Ingestion may grow the server's memory usage by at most `SUPERMEMORY_EMBEDDING_RAM_LIMIT` (default **1 GB**) above its post-boot baseline. Past that, new documents simply wait in the queue until memory drops back under the limit — nothing is dropped, ingestion just slows down. The limit is measured above the boot baseline because the built-in local embeddings and storage engine have a fixed footprint that exists before any document is processed.

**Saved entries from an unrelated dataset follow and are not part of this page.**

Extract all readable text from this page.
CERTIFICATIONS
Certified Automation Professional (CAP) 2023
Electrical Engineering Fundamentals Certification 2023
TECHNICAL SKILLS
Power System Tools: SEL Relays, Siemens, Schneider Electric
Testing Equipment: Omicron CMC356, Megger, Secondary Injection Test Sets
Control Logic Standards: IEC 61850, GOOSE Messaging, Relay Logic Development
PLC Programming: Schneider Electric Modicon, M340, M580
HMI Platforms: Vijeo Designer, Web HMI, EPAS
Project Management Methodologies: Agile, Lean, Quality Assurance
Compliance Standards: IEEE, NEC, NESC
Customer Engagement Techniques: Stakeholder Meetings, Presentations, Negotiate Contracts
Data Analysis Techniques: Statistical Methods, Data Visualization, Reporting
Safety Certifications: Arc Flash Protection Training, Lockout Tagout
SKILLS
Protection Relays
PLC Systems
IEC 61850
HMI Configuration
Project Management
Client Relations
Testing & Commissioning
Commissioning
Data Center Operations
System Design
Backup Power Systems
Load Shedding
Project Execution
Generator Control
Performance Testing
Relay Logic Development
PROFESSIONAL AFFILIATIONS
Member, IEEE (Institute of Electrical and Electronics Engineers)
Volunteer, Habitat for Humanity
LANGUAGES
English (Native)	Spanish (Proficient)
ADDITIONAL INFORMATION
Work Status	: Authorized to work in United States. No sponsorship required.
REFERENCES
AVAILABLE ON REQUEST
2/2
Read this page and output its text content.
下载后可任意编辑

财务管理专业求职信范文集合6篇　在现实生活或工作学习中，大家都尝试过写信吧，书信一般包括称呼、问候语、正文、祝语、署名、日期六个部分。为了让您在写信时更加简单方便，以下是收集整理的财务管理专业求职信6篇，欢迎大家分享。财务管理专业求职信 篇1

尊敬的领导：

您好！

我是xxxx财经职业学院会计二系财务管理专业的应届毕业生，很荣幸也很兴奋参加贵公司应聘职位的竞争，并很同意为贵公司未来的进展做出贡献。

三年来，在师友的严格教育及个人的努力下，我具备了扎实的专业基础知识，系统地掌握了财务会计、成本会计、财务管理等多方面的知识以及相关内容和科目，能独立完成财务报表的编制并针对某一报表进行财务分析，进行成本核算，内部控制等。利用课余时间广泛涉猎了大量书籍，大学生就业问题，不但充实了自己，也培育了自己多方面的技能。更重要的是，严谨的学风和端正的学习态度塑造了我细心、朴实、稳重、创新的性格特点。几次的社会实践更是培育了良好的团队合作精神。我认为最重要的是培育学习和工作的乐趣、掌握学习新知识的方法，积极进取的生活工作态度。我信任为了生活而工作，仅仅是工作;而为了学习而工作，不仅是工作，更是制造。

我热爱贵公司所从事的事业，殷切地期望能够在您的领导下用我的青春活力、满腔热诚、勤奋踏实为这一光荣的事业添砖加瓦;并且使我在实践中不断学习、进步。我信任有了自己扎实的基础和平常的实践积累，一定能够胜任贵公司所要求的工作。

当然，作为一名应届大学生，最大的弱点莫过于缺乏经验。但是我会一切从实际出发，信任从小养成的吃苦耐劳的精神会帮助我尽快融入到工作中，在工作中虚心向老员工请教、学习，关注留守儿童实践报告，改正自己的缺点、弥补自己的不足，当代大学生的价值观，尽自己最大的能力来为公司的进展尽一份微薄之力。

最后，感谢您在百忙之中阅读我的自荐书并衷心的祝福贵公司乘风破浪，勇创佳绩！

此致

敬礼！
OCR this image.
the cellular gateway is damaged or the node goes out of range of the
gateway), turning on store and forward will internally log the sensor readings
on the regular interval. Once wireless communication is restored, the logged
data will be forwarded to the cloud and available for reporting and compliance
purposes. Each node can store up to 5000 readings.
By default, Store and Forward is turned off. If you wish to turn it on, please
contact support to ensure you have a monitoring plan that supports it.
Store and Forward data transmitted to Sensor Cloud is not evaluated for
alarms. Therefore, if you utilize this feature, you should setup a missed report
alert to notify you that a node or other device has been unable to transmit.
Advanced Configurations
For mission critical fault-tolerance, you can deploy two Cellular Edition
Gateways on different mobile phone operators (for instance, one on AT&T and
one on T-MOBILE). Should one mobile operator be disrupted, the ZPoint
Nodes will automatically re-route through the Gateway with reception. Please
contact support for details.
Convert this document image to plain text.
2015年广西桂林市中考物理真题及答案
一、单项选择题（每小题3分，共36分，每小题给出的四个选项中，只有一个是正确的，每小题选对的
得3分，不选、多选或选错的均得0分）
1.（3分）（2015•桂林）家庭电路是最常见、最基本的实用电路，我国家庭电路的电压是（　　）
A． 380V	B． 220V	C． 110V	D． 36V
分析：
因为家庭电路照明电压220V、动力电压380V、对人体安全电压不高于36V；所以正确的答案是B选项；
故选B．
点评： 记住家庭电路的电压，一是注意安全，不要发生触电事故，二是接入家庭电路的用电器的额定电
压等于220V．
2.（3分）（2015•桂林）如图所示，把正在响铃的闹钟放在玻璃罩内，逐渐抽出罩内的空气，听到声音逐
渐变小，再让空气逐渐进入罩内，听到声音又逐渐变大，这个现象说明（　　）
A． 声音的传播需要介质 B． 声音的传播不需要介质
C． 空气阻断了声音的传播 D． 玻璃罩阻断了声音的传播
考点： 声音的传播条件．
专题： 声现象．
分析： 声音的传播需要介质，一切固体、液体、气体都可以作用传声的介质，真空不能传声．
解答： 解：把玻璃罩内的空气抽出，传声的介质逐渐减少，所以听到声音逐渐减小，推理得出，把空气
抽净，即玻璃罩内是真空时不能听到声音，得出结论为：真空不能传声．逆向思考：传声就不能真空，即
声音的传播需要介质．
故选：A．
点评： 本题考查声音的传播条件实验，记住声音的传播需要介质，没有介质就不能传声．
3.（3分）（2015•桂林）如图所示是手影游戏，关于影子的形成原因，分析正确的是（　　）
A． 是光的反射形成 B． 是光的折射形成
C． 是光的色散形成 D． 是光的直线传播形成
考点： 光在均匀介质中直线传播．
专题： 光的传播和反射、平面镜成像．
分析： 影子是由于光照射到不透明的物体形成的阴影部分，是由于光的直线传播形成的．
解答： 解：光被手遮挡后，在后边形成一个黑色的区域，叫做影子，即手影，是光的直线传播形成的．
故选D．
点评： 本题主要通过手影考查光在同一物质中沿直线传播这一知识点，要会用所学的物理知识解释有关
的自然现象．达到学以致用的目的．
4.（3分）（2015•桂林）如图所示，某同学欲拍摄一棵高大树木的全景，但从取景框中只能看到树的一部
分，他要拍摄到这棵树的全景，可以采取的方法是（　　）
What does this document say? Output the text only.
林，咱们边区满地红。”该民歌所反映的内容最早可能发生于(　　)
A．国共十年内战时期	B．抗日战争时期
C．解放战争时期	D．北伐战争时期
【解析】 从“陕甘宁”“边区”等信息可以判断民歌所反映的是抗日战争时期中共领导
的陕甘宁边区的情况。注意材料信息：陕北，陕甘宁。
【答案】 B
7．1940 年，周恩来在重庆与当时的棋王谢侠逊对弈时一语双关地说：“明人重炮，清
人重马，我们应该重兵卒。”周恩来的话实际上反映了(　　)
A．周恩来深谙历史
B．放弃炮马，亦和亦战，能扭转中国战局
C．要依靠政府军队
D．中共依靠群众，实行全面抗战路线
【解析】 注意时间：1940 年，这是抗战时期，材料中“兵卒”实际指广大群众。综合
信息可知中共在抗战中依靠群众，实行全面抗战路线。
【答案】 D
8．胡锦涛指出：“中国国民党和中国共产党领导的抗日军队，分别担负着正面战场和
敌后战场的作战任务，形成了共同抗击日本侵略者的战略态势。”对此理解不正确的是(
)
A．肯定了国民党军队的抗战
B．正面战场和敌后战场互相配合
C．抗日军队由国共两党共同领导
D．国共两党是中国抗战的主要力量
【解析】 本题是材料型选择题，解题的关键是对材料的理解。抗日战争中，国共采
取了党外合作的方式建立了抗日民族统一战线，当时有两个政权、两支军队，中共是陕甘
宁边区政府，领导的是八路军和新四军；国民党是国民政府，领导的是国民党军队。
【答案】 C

The limit is printed at boot, and whenever adds are waiting the binary shows a live status line in the terminal:

```
[ingest] memory limit 1.0 GB above baseline (1.6 GB) · 2 concurrent — set SUPERMEMORY_EMBEDDING_RAM_LIMIT=ngb to change
[ingest] 2 running · 193 queued · 0.4 GB / 1.0 GB ingest memory
[ingest] 2 running · 193 queued · paused — 1.1 GB / 1.0 GB ingest memory, waiting for it to drop
[ingest] resumed — memory back under the 1.0 GB ingest limit
```

| Variable                          | Purpose                                                                                                   | Default |
| --------------------------------- | --------------------------------------------------------------------------------------------------------- | ------- |
| `SUPERMEMORY_EMBEDDING_RAM_LIMIT` | Memory ingestion may use above the boot baseline. Accepts `1gb`, `1.5gb`, `512mb`, or a bare number (GB). | `1gb`   |
| `SUPERMEMORY_INGEST_CONCURRENCY`  | Documents processed concurrently                                                                          | `2`     |

```bash theme={null}
# Give ingestion 4 GB of headroom on a larger machine
SUPERMEMORY_EMBEDDING_RAM_LIMIT=4gb ./supermemory-server
```

Raise the limit and concurrency on machines with spare RAM for faster bulk imports; lower them on small VPSes where you want the server to stay lean and don't mind adds draining slowly.

## Telemetry

The self-hosted binary sends no analytics — there is nothing to opt out of. The only related switch:

| Variable                        | Purpose                                                              | Default |
| ------------------------------- | -------------------------------------------------------------------- | ------- |
| `SUPERMEMORY_DISABLE_TELEMETRY` | Set to `1` to also disable internal AI SDK telemetry instrumentation | unset   |

## Platform-only features

These exist in the codebase but are exclusive to the [hosted platform](https://console.supermemory.ai) — the self-hosted binary doesn't include them:

* **Connectors** — Google Drive, Notion, Gmail, OneDrive background sync
* **Supermemory MCP** — managed MCP server endpoints
* **Optimized memory extraction** — the platform's extraction pipeline is tuned for higher quality at lower cost than bring-your-own-key
* **Managed scale** — globally distributed infrastructure, no capacity planning

Any other environment variables you may find referenced in the codebase are platform-only: the self-hosted binary ignores them even when set.

## Example: production-ish `.env`

```dotenv theme={null}
# Persistent data location
SUPERMEMORY_DATA_DIR=/var/lib/supermemory

# One LLM provider
OPENAI_API_KEY=sk-...
```

That's enough for full ingestion, memory extraction, and hybrid search.